Same here. Antlr is great, finally the wait for reintroduction of C++ support is over. Never nice to see features removed in newer releases of software you want to use.
At the risk of sounding inflammatory, what would be the point of using a parser generator over a powerful applicative-style combinator library like https://github.com/Marwes/combine ? I've used both in the past and personally massively prefer parser combinators, but I'd be interested to know what the benefits are of parser generators.
I think one advantage of things like ANTLR is that the grammer is described in an abstract fashion and that you can then generate parsers in multiple target languages with it. With a parser combinator library you are only targeting a single language. I also think that for project outsiders and beginners it's easier to look at and understand a grammar instead of a parser in combinator style.
I personally have worked with parser generators (Irony for .NET) as well as parser combinator (fparsec) and enjoyed both a lot.
I cannot answer that directly, since I've never used parser combinators.
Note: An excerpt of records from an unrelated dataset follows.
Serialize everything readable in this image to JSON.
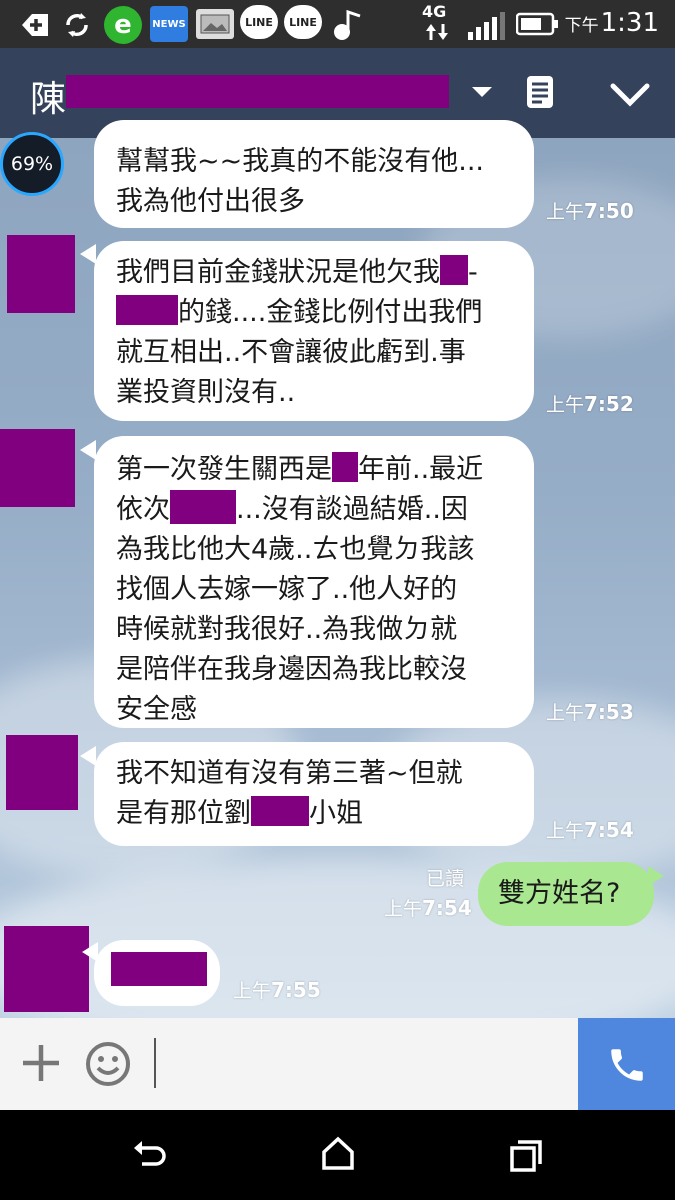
{
  "status_bar": {
    "left_icons": [
      "add-icon",
      "sync-icon",
      "browser-icon",
      "news-icon",
      "gallery-icon",
      "line-icon",
      "line-icon",
      "music-icon"
    ],
    "news_label": "NEWS",
    "line_label": "LINE",
    "network": "4G",
    "time_prefix": "下午",
    "time": "1:31"
  },
  "header": {
    "title_visible": "陳",
    "dropdown_icon": "chevron-down-icon",
    "notes_icon": "notes-icon",
    "collapse_icon": "chevron-down-icon"
  },
  "overlay": {
    "battery_percent": "69%"
  },
  "messages": [
    {
      "lines": [
        "幫幫我~~我真的不能沒有他...",
        "我為他付出很多"
      ],
      "time_prefix": "上午",
      "time": "7:50"
    },
    {
      "lines": [
        "我們目前金錢狀況是他欠我",
        "的錢....金錢比例付出我們",
        "就互相出..不會讓彼此虧到.事",
        "業投資則沒有.."
      ],
      "line1_suffix": "-",
      "time_prefix": "上午",
      "time": "7:52"
    },
    {
      "lines": [
        "第一次發生關西是",
        "年前..最近",
        "依次",
        "...沒有談過結婚..因",
        "為我比他大4歲..ㄊ也覺ㄉ我該",
        "找個人去嫁一嫁了..他人好的",
        "時候就對我很好..為我做ㄉ就",
        "是陪伴在我身邊因為我比較沒",
        "安全感"
      ],
      "time_prefix": "上午",
      "time": "7:53"
    },
    {
      "lines": [
        "我不知道有沒有第三著~但就",
        "是有那位劉",
        "小姐"
      ],
      "time_prefix": "上午",
      "time": "7:54"
    },
    {
      "text": "雙方姓名?",
      "read_label": "已讀",
      "time_prefix": "上午",
      "time": "7:54"
    },
    {
      "time_prefix": "上午",
      "time": "7:55"
    }
  ],
  "input_bar": {
    "add_icon": "plus-icon",
    "emoji_icon": "emoji-icon",
    "call_icon": "phone-icon"
  },
  "nav_bar": [
    "back-icon",
    "home-icon",
    "recents-icon"
  ]
}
The general problem is that there's so much software out there to learn that most people are happy when they know yacc-style and antlr parser generators.
Also, most people are regularly disappointed by software that over-promises, which costs them a lot of time.
So they stick to what works for them.
In my case, I find Bison/Menhir such great tools that I have zero inclination to even look at other things.
EDIT: A corollary to this is that people who are very productive (Thompson, Torvalds, Bellard,...) don't constantly change their software stacks.
Compiler design was one subject that I struggled with when I was an undergrad. I feel this has held me back from creating DSLs. I am looking for a gentle introduction to ANTLR that can take me from newbie to mastery. Any books anyone can recommend would be helpful.
The book "Language Implementation Patterns"[1] covers ANTLR 3, and the author (who is one of the implementors of ANTLR) walks you through successively more interesting DSLs until you're basically building a programming language, but does it in small steps.
I didn't struggle with compilers as an undegrad at all, and I found this book too slow for me, so I'm optimistic that you will be pleased by the pacing. :)
If you want to see a way older approach, I did really enjoy Jack Crenshaw's "Let's Build a Compiler"[2]—but it's so vintage it may be totally hipster by now. :)
Indeed. As someone with no real language background it allowed me to get to a state where I can create my own DSLs.
An alternative would be to use something like Xtext (which also allows you to create langauge tools, not just the language itself). I played around with it and it's very nice (granted you'll kind of need to embrace Eclipse) but ultimately decided that ANTLR was "enough".
As far as I know, ANTLR v4 is even more of a "framework" than v3, in that it dictates your program structure and always outputs a full parse tree. It appears to have lost the ability to verify the value of k for LL(k) grammars, due to a more powerful underlying algorithm.
I think that simplifies it for most use cases but makes others hard or impossible.